Erdogan had been re-elected that summer for a third term as prime minister, making no secret of his presidential ambitions. His posters emphasized power until 2023, the centenary of Mustafa Kemal Ataturk’s founding of the modern republic.
But when he suddenly had to pull back from the political fray and undergo surgery, prosecutors assumed to be loyal to Gulen targeted Hakan Fidan, Erdogan’s intelligence chief.
This apparent attempt to push Gulenist influence into the security services was like targeting Erdogan himself, who complained of betrayal, asking publicly: "What is it that we didn’t give you that you wanted?"
Tit-for-tat battles followed, electrifying Turkish politics. The government closed down the dershane, a network of private tutoring centers, mostly run by the movement. Gulenist prosecutors in 2013 launched corruption investigations into Erdogan’s cabinet and family. The gloves came off.
End of the movement?
This degree of state infiltration, and the damaging leaks by prosecutors, revealed a power structure Erdogan loyalists described as a "parallel state" intent on taking power.

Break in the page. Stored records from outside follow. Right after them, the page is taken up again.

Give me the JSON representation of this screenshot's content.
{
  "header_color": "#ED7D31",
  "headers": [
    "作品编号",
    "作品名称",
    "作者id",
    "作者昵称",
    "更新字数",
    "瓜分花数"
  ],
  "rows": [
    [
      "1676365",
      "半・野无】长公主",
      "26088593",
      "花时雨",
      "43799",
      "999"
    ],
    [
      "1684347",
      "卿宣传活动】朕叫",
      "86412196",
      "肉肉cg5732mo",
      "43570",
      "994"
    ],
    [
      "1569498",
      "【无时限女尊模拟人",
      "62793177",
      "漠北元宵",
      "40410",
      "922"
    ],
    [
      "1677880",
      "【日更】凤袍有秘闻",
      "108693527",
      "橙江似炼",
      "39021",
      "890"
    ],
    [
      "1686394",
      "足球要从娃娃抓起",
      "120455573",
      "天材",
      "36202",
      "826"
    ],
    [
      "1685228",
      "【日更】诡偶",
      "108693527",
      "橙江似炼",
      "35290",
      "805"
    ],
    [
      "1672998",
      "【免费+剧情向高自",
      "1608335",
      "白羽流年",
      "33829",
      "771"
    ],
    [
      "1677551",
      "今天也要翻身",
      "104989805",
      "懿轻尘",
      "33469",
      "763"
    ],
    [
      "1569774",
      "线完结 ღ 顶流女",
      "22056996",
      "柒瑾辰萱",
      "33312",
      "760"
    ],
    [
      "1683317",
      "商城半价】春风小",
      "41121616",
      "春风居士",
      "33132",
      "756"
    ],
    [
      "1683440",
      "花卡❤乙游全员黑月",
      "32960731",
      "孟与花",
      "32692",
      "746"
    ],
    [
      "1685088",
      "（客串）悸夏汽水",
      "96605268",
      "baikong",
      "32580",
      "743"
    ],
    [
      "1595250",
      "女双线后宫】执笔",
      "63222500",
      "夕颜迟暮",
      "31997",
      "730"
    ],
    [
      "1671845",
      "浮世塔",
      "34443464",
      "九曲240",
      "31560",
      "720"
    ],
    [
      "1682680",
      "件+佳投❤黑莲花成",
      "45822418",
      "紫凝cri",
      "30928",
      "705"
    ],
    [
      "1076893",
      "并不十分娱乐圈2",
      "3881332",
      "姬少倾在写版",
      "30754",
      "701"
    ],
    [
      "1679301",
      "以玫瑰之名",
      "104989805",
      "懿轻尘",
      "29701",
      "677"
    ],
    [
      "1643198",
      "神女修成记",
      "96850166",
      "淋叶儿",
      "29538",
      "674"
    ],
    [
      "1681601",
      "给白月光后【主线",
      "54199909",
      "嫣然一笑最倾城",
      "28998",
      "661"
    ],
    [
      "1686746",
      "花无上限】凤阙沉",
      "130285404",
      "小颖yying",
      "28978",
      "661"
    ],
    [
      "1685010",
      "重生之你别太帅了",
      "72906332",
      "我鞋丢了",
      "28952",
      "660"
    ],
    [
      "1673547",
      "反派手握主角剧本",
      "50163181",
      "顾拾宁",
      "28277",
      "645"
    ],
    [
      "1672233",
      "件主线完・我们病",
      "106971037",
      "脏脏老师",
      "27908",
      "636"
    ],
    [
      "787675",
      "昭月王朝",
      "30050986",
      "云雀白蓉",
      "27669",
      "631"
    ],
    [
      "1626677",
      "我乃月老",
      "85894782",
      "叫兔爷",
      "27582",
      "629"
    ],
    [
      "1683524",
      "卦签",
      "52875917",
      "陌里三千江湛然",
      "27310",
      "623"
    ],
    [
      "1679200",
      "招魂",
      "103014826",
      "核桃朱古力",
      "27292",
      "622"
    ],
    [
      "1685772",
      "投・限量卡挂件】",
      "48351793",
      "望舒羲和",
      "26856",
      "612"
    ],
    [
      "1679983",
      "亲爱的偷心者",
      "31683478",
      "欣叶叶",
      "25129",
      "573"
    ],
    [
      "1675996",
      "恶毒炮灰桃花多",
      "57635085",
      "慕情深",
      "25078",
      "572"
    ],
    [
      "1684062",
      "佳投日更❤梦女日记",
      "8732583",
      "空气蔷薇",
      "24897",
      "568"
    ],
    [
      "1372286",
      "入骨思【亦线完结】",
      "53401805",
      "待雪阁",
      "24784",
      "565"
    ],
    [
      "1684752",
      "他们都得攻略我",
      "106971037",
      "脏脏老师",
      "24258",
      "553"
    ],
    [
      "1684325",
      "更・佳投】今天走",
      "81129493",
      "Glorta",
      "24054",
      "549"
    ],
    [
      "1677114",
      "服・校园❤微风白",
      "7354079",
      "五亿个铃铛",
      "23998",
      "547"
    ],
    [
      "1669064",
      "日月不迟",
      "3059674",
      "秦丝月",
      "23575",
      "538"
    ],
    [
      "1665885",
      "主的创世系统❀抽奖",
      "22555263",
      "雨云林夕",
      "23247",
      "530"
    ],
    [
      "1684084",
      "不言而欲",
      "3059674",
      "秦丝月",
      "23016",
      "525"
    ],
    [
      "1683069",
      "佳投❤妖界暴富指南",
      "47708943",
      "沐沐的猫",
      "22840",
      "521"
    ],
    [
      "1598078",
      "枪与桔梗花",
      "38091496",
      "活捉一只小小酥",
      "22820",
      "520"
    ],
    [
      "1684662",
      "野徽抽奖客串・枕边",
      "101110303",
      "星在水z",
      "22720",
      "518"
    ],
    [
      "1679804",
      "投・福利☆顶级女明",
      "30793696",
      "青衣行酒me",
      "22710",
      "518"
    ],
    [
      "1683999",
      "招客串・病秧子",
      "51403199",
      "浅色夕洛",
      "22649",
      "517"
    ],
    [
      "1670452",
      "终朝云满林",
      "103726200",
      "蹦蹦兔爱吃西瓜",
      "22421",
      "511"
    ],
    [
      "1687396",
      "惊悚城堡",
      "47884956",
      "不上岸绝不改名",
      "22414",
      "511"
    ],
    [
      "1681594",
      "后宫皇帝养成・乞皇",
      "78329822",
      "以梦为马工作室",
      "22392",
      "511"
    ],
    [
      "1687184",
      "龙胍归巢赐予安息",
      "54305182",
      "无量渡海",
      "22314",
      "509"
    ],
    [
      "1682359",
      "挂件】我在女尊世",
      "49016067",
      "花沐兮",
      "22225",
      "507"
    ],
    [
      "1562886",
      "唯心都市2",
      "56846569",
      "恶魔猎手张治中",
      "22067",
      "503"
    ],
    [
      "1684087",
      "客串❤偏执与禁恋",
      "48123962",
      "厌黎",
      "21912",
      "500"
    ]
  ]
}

"It has aspirations to capture the state. They certainly came quite a long way in reaching this objective, they have certainly been helped and assisted by the AKP," said Sinan Ulgen, head of the liberal EDAM think tank in Istanbul and a fellow at the Carnegie Europe think tank.
"When AKP came to power they established an alliance. It helped to populate the Turkish administration with Gulenists."
Government officials say the Gulenists have carefully planned to seize state institutions for over three decades by using their schools and universities to prepare civil servants, something the AKP found difficult to match when it took power.
Gulen schools have identified and groomed generations of capable students, starting from primary schools through university and into their professional life. Many rose to influential jobs in the state and business.
"This is the more benign face of the movement but there is a dark face," Ulgen said, adding that it has steadily become more powerful over the past decade and succeeded in penetrating bodies such as the police, judiciary and prosecution service.
Sener said government hotlines set up for people to inform on suspected Gulenists meant the movement looked set for a fall.
"This movement will end," said Sener. "There are a few who are still hidden… To a very large extent, this is the end of the Gulen movement in Turkey."